For the record, I think that the BOE will do more LSAPs (probably 50bn GBP, almost certainly Gilts only), and that the ECB will disappoint by announcing only a 1yr LTRO.
The market is mostly convinced that the BOE will do more QE, but thinks the Old Lady will wait until November. My experience is that (excepting the ECB) central banks see it before the street, and so get there first. Also, it is (theoretically) good to surprise by being easier than expected.
We can all see the case for easier money in Europe – so why do I think the ECB will not act? Because they want to seperate monetary and (psuedo) fiscal policy, and because Trichet would see a total reversal as an admission of prior error.
The ECB hates the SMP. It is psuedo fiscal policy, and they would sooner not be involved. They have shown their disdain for this dirty work by tightening interest rate policy at the same time as they were buying distressed Peripheral Sovereign Debt.
This was a somewhat a disengenous seperation, however it made clear that interest rate policy would remain focused on their primary target (price stability); and that the SMP – a maturity transformation and credit-risk reallocation policy which is properly the domain of elected fiscal authorities – was seperate from and subordinate to their price stability objective.

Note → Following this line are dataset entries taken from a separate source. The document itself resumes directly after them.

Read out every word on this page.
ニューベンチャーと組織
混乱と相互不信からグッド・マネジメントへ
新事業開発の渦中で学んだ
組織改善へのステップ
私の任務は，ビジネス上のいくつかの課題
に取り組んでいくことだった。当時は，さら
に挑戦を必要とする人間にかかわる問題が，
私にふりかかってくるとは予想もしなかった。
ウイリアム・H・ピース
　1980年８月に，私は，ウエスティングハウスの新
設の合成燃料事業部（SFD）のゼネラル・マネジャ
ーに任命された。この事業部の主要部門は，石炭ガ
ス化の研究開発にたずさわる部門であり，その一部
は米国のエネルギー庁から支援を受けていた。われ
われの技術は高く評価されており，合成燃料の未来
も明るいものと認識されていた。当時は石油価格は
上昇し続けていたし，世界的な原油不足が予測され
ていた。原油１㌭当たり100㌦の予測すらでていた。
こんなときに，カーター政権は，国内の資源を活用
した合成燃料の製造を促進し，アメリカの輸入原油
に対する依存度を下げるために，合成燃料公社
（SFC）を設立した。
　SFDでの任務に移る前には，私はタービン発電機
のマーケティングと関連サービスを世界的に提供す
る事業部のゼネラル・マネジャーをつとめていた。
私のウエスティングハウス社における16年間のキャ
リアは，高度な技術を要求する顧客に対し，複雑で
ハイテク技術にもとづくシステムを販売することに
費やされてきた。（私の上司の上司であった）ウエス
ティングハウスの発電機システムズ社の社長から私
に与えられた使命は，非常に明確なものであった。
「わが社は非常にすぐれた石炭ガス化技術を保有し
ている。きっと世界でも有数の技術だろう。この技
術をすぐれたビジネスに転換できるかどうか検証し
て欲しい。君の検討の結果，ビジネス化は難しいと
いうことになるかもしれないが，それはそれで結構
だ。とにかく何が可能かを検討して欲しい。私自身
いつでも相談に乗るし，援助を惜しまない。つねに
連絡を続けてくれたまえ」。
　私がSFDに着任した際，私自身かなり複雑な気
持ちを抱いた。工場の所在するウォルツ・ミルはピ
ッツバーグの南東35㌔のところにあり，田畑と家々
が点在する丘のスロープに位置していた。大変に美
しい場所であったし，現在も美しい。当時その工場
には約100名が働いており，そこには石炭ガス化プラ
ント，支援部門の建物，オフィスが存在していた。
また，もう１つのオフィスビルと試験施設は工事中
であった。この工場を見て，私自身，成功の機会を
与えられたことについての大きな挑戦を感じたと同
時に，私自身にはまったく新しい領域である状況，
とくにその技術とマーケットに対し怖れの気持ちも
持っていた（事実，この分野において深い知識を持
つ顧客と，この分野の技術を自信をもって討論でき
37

Of course we all could see that higher rates were hurting the fiscal situation of the weakest economies, but the ECB makes interest rate policy in response to the German unemployment rate (which is still declining) so none of that mattered. The consequent problems were for elected officials to work out.
Those looking for Trichet to end his tenure with a complete reversal of the 2011 tightenings misunderstand Trickey. Trichet continues to defend the July 2008 rate hike, and I think he really believes it was the right thing to do – even knowing what followed.
I think Trichet would see his legacy as best defined by the July 2008 hike, and the muscular 2011 tightenings. These established his (and the ECB’s) inflation fighting credibility. I doubt that he would want to give it away at his final meeting.
We will find out soon enough – goodluck (sell some cable for me!)
I don’t think being an inflation busting central bank after 2007 is a reputation worth defending. At least in western world. What a mess. People always fight the last battle. Not the next. They should take a leaf out of Jobs’ book. Think forward; think differently.
well, it’s a bit like fiscal policy – the great your inflation fighting cred, the greater your ability to agressively ease when there is a crisis. i guess the ECB doesn’t see the crisis we percieve …
i think this is partly an institutional issue – don’t expect anything different from Draghi
There wouldn’t be such an easing if stupid austerity measures weren’t being implemented.
At least the IMF have brought some sanity into the debate.
Bring in Austerity at the time it should be implemented like now in Australia indeed we are the perfect example of how economic policy should proceed!